NO ME LLAMES DOLORES, LLÁMAME LOLA
Lo que sé de Lola fue un auténtico filme shock en el último festival de San Sebastián. No me extraña. A mí casi me da un jamacuco. ¿Un drama sentimental protagonizado por Norman Bates, rodado en francés y filmado con el pulso narrativo de un Agelopoulos en coma profundo? No, ni siquiera se aproxima la descripción al batiburrillo de imágenes esquizoides, diálogos huecos y retórica con olor a naftalina que desprende semejante celuloide. Sólo se salva la esforzada interpretación de Lola Dueñas. Y una intuición a lo largo de los rollos que en el desenlace se vuelve certeza: los discípulos de Almodóvar acabarán por lapidar al padre. Y, si no, al tiempo.
LAS PUERTAS DEL CIELO
Wim Wenders es un pintor de iconos. Uno muy bueno, por cierto.
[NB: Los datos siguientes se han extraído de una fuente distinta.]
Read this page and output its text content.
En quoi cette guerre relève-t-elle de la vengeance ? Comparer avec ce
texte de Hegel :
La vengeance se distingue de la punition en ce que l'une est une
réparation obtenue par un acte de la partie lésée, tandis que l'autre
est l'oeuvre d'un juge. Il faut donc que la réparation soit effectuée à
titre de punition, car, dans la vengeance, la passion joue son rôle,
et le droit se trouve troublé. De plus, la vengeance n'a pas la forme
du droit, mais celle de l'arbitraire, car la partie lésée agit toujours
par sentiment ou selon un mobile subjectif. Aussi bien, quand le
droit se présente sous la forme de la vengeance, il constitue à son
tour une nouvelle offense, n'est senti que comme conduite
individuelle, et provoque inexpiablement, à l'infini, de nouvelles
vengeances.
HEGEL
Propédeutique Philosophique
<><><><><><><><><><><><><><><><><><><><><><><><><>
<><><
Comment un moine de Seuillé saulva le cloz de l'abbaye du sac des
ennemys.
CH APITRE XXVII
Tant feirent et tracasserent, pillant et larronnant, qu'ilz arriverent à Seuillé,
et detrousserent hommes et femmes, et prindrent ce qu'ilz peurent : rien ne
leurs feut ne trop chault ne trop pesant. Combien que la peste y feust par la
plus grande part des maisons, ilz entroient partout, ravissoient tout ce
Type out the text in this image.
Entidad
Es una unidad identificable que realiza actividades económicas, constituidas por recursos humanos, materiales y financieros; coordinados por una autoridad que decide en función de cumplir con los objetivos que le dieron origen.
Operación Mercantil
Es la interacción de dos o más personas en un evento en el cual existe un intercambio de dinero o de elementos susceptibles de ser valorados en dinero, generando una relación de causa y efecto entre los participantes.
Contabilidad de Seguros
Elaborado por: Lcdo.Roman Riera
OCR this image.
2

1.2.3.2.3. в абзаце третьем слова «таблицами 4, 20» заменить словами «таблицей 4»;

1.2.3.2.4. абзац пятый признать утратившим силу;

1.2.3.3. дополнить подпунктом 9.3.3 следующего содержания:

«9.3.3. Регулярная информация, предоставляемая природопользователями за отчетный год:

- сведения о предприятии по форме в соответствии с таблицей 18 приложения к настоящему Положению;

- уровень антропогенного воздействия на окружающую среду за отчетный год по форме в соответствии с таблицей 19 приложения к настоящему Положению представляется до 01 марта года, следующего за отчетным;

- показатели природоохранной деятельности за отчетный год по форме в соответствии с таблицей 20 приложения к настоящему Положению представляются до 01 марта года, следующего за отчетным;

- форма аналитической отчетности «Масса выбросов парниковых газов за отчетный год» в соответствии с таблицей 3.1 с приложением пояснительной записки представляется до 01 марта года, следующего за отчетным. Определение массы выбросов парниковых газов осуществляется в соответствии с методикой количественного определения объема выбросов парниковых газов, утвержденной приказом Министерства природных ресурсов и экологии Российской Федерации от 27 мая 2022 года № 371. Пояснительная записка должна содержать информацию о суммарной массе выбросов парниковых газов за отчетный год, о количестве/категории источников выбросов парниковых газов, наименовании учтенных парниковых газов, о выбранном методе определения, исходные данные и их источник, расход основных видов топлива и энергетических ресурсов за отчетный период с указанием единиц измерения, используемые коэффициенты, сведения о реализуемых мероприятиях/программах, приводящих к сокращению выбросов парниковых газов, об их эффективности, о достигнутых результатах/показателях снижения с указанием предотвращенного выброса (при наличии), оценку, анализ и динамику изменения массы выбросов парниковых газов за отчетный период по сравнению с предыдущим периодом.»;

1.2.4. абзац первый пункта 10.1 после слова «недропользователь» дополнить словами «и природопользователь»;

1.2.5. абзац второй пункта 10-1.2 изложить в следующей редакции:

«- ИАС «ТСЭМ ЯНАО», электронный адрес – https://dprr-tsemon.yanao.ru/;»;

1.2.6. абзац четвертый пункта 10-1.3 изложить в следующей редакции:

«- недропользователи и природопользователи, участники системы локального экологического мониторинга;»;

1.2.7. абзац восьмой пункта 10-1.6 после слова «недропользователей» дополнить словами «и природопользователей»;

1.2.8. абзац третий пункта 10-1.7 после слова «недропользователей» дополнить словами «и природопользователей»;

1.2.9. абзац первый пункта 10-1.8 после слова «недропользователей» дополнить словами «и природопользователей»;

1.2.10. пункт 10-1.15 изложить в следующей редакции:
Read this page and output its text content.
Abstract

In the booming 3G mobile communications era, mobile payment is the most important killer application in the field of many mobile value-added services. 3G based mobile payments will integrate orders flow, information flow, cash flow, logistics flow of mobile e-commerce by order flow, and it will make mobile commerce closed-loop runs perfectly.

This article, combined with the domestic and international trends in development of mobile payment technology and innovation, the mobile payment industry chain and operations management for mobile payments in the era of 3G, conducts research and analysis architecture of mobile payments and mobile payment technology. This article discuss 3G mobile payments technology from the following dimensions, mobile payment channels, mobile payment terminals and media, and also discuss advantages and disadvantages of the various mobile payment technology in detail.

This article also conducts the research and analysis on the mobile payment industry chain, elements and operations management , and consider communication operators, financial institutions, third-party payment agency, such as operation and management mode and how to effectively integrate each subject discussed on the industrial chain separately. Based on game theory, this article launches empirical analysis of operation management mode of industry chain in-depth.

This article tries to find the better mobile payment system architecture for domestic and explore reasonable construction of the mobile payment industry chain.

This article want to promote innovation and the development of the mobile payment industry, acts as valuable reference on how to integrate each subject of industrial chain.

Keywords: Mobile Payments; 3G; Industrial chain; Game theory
A estas alturas a poco se les escapa que el cine de Wenders es una caravana abandonada en el desierto, un ángel con alas de celofán que mira desde lo alto de Berlín o el rostro de Denis Hopper en el último vagón de un tren. Después de fracasar en su intento de contar historias, Don’t come knocking, rebautizada aquí con préstamo de Dylan, regresa al territorio que mejor conoce Wenders: el otro Hopper, el pintor. Moteles nocturnos, muros carcomidos y canciones a destiempo para un filme que recupera las dotes de olfateo cinematográfico del alemán. Aunque la década del dos mil no son los ochenta, y Wenders tiene que justificar su apuesta con un argumento no demasiado sólido —muy parecido al de Flores rotas— y con algunos apuntes dramáticos más bien crípticos. Pero ni aun así consigue cargarse la película. El rostro surcado de arrugas de Sam Shepard pone el resto.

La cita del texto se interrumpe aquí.